Seasonality — or patterns in healthcare influenced by different seasons — has a material effect on hospitals' net revenue, according to data released by public accounting firm Crowe.
Using its Crowe Revenue Cycle Analytics software, the firm analyzed financial metrics for 605 hospitals in Medicaid expansion states and 409 hospitals in nonexpansion states. Metrics included accounts receivable, denials, bad debt, credit balance and cash to expected pay.
Ten things to know about how seasonality affects healthcare revenue:
1. Average days in accounts receivable are highest in January at 51.3 days.
2. From January through March, initial denials are 7.8 percent higher than the annual average.
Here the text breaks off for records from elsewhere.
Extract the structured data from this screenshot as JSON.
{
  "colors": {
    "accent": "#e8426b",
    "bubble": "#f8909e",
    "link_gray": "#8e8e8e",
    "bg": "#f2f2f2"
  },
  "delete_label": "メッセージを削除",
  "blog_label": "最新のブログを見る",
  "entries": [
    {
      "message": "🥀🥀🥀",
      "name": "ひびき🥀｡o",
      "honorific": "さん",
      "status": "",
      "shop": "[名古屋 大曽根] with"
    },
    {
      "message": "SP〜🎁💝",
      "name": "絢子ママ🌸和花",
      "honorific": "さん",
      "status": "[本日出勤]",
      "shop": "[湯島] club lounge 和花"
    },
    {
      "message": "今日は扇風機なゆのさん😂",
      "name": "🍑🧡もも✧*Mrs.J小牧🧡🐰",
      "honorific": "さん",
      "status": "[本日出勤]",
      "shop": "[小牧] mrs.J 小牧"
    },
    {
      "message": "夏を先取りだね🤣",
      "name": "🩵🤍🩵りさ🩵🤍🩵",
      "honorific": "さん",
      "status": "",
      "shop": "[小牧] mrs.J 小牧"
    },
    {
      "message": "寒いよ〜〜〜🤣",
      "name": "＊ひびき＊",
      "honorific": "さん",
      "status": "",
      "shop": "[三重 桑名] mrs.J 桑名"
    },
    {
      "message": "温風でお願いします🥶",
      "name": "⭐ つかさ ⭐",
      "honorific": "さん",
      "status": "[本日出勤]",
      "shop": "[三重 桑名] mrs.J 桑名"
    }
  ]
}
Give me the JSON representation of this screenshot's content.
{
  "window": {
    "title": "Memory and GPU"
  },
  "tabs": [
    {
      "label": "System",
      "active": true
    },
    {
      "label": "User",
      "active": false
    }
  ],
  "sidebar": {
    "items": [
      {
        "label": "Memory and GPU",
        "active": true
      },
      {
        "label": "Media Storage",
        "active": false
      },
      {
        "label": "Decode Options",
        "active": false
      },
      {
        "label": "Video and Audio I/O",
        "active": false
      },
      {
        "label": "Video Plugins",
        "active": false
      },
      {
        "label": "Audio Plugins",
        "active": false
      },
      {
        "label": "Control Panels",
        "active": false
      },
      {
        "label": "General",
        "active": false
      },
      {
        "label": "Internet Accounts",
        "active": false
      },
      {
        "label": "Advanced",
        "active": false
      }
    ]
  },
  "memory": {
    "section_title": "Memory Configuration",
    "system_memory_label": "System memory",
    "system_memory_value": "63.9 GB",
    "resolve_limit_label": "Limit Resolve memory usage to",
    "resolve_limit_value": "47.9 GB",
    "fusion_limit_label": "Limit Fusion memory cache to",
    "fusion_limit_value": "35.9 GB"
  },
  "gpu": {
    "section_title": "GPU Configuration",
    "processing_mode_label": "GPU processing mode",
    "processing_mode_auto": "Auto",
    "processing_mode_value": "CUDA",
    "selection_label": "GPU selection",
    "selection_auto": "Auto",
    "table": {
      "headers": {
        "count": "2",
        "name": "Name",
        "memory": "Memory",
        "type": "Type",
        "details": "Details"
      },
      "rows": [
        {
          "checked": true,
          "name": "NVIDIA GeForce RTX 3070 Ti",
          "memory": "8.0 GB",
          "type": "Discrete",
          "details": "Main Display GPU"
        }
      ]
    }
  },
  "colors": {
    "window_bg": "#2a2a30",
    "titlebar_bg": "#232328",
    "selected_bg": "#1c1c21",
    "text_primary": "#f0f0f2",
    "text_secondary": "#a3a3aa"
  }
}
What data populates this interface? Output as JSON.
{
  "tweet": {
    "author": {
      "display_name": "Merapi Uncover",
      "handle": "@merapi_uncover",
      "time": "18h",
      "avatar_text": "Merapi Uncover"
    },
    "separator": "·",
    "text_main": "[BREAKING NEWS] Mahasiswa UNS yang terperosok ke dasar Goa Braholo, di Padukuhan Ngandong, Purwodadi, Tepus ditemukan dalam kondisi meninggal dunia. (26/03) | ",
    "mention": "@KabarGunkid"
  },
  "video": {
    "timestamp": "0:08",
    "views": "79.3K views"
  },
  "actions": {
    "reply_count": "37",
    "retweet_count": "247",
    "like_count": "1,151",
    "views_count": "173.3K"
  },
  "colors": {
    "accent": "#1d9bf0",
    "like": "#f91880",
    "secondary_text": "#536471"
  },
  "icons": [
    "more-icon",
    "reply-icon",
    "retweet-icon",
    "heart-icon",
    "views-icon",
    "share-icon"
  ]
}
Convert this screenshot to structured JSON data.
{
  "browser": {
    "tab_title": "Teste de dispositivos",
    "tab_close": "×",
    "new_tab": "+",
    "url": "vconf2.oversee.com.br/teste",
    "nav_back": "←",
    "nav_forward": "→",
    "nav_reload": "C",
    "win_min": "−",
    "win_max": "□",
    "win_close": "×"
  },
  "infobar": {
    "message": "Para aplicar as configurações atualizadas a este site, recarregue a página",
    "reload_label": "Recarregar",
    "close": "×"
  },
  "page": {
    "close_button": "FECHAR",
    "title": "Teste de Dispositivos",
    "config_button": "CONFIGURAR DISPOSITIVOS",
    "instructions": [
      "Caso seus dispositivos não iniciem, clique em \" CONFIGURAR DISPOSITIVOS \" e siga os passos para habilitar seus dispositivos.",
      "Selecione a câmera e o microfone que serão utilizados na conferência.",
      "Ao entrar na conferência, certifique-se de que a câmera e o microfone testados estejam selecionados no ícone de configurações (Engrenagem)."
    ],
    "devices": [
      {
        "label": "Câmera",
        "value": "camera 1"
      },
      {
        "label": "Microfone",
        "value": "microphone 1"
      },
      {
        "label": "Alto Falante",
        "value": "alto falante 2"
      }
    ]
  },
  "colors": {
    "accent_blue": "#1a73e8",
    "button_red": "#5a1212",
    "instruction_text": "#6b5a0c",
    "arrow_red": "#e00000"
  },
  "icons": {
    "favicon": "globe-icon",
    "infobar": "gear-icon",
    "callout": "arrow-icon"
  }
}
3. Outpatient revenue per case is 4 percent lower from January through March than the annual average.
4. From April through June, net revenue and volume are stable; however, final denials and bad debt grow materially in June. This is particularly true for hospitals operating with a June 30 fiscal year-end.
5. Final denials are 18.5 percent higher than average in June.
6. In June, bad debt transfers are 8.9 percent higher than average.
7. From August through September, outpatient volume falls 6.4 percent.
8. From October through December, outpatient net revenue per case grows, and inpatient net revenue per case is 8.9 percent higher than the annual average.
9. From October through December, accounts receivable days are at their lowest: 1.6 percent below the yearly average.
10. Bad debt transfers are 22.1 percent higher than average in October through December, most likely due to cleanup, according to Crowe.